如何在markdown中获取特定冒号之间的文本

问题描述 投票:0回答:1

我有多个网页想要研究 Markdown 格式。我现在面临的问题是,降价输出可能会非常混乱,其中包含无用的标签。我希望具有特定名称的特定冒号

:::
之间的所有文本。在这里,我试图制作一个可重现的示例(我剪切了一部分输出,因为它真的很大):

library(rvest)
library(rmarkdown)
link = "https://stackoverflow.com/users/14282714/quinten"

page = read_html(link)
xml2::write_html(page, file = "SO_page.html")

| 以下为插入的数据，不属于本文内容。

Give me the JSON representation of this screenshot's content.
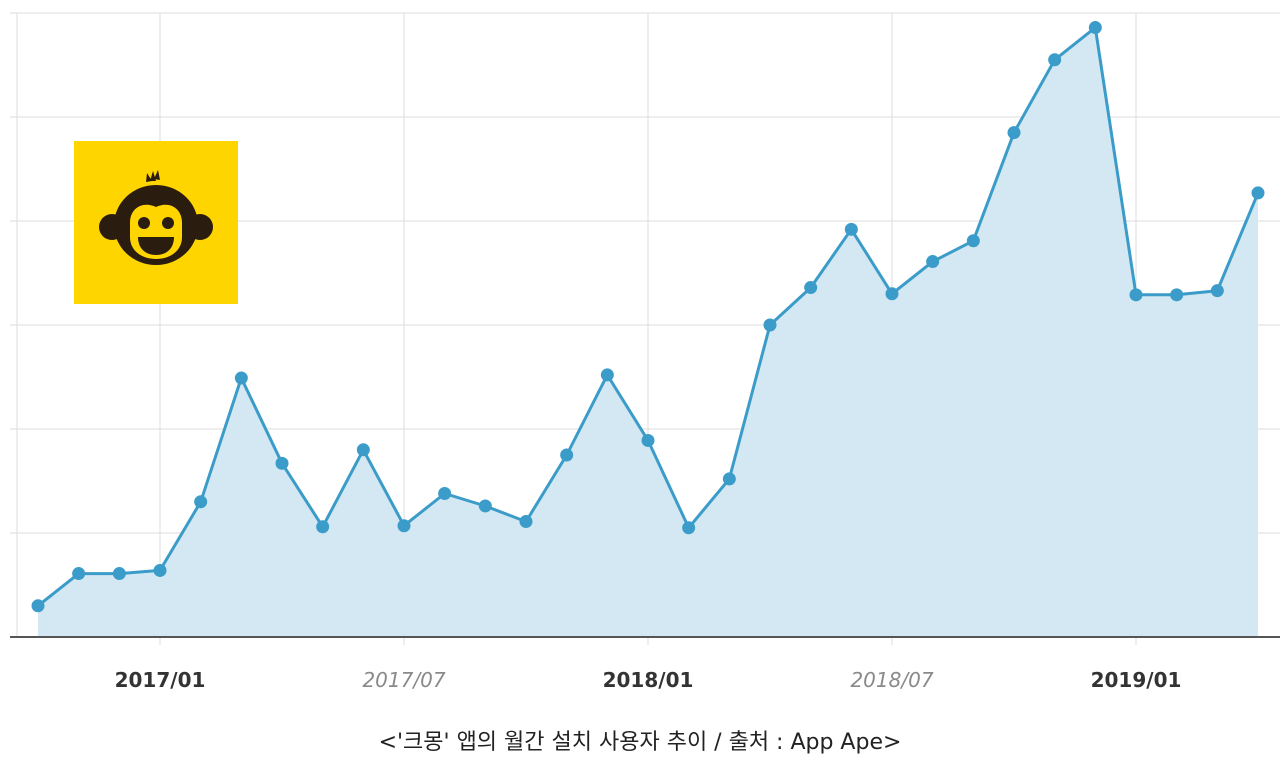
{
  "chart_data": {
    "type": "area",
    "title": "",
    "xlabel": "",
    "ylabel": "",
    "ylim": [
      0,
      6
    ],
    "grid": true,
    "legend": "none",
    "x_ticks": [
      {
        "label": "2017/01",
        "index": 3,
        "style": "major"
      },
      {
        "label": "2017/07",
        "index": 9,
        "style": "minor"
      },
      {
        "label": "2018/01",
        "index": 15,
        "style": "major"
      },
      {
        "label": "2018/07",
        "index": 21,
        "style": "minor"
      },
      {
        "label": "2019/01",
        "index": 27,
        "style": "major"
      }
    ],
    "x": [
      "2016/10",
      "2016/11",
      "2016/12",
      "2017/01",
      "2017/02",
      "2017/03",
      "2017/04",
      "2017/05",
      "2017/06",
      "2017/07",
      "2017/08",
      "2017/09",
      "2017/10",
      "2017/11",
      "2017/12",
      "2018/01",
      "2018/02",
      "2018/03",
      "2018/04",
      "2018/05",
      "2018/06",
      "2018/07",
      "2018/08",
      "2018/09",
      "2018/10",
      "2018/11",
      "2018/12",
      "2019/01",
      "2019/02",
      "2019/03",
      "2019/04"
    ],
    "series": [
      {
        "values": [
          0.3,
          0.61,
          0.61,
          0.64,
          1.3,
          2.49,
          1.67,
          1.06,
          1.8,
          1.07,
          1.38,
          1.26,
          1.11,
          1.75,
          2.52,
          1.89,
          1.05,
          1.52,
          3.0,
          3.36,
          3.92,
          3.3,
          3.61,
          3.81,
          4.85,
          5.55,
          5.86,
          3.29,
          3.29,
          3.33,
          4.27
        ],
        "color": "#3b9cc9",
        "fill": "#d3e8f2"
      }
    ]
  },
  "caption": "<'크몽' 앱의 월간 설치 사용자 추이 / 출처 : App Ape>",
  "colors": {
    "line": "#3b9cc9",
    "area": "#d3e8f2",
    "grid": "#dddddd",
    "logo_bg": "#ffd500",
    "logo_face": "#2b1c10"
  },
  "logo_icon": "monkey-face-icon"
}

pandoc_convert("SO_page.html", to = "markdown")

::: site-footer--col
##### [Company](https://stackoverflow.co/){.js-gps-track gps-track="footer.click({ location: 4, link: 1 })"} {#company .-title}

-   [About](https://stackoverflow.co/){.js-gps-track .-link
    gps-track="footer.click({ location: 4, link: 1 })"}
-   [Press](https://stackoverflow.co/company/press/){.js-gps-track
    .-link gps-track="footer.click({ location: 4, link: 27 })"}
-   [Work
    Here](https://stackoverflow.co/company/work-here/){.js-gps-track
    .-link gps-track="footer.click({ location: 4, link: 9 })"}
-   [Legal](https://stackoverflow.com/legal){.js-gps-track .-link
    gps-track="footer.click({ location: 4, link: 7 })"}
-   [Privacy
    Policy](https://stackoverflow.com/legal/privacy-policy){.js-gps-track
    .-link gps-track="footer.click({ location: 4, link: 8 })"}
-   [Terms of
    Service](https://stackoverflow.com/legal/terms-of-service/public){.js-gps-track
    .-link gps-track="footer.click({ location: 4, link: 37 })"}
-   [Contact Us](/contact){.js-gps-track .-link
    gps-track="footer.click({ location: 4, link: 13 })"}
-   [Cookie Settings]{#consent-footer-link}
-   [Cookie
    Policy](https://stackoverflow.com/legal/cookie-policy){.js-gps-track
    .-link gps-track="footer.click({ location: 4, link: 39 })"}
:::

创建于 2024-04-29,使用 reprex v2.1.0

现在我想要

site-footer--col
冒号的所有文本。问题是有很多带有特定名称的标注块。冒号的结尾也不清楚。在你的 IDE 中它是不同的颜色。所以我想知道是否有人知道如何提取特定标注块的文本?注意我不想使用 HTML 输出,只想使用 Markdown 输出,因为它的格式。

r markdown pandoc
1个回答
0
投票

我的理解是否正确:您需要提取

::: site-footer--col
和下一个
:::
之间的文本?

我修改了

pandoc_convert()
调用以将结果输出到 SO_page.md,以便我可以将其作为文本读取。然后使用
stringr::str_extract_all()
拉出所需的文本。

参数

dotall = TRUE
multiline = TRUE
允许我们在文档中搜索多行正则表达式。

library(rvest)
library(rmarkdown)
link = "https://stackoverflow.com/users/14282714/quinten"

page = read_html(link)
xml2::write_html(page, file = "SO_page.html")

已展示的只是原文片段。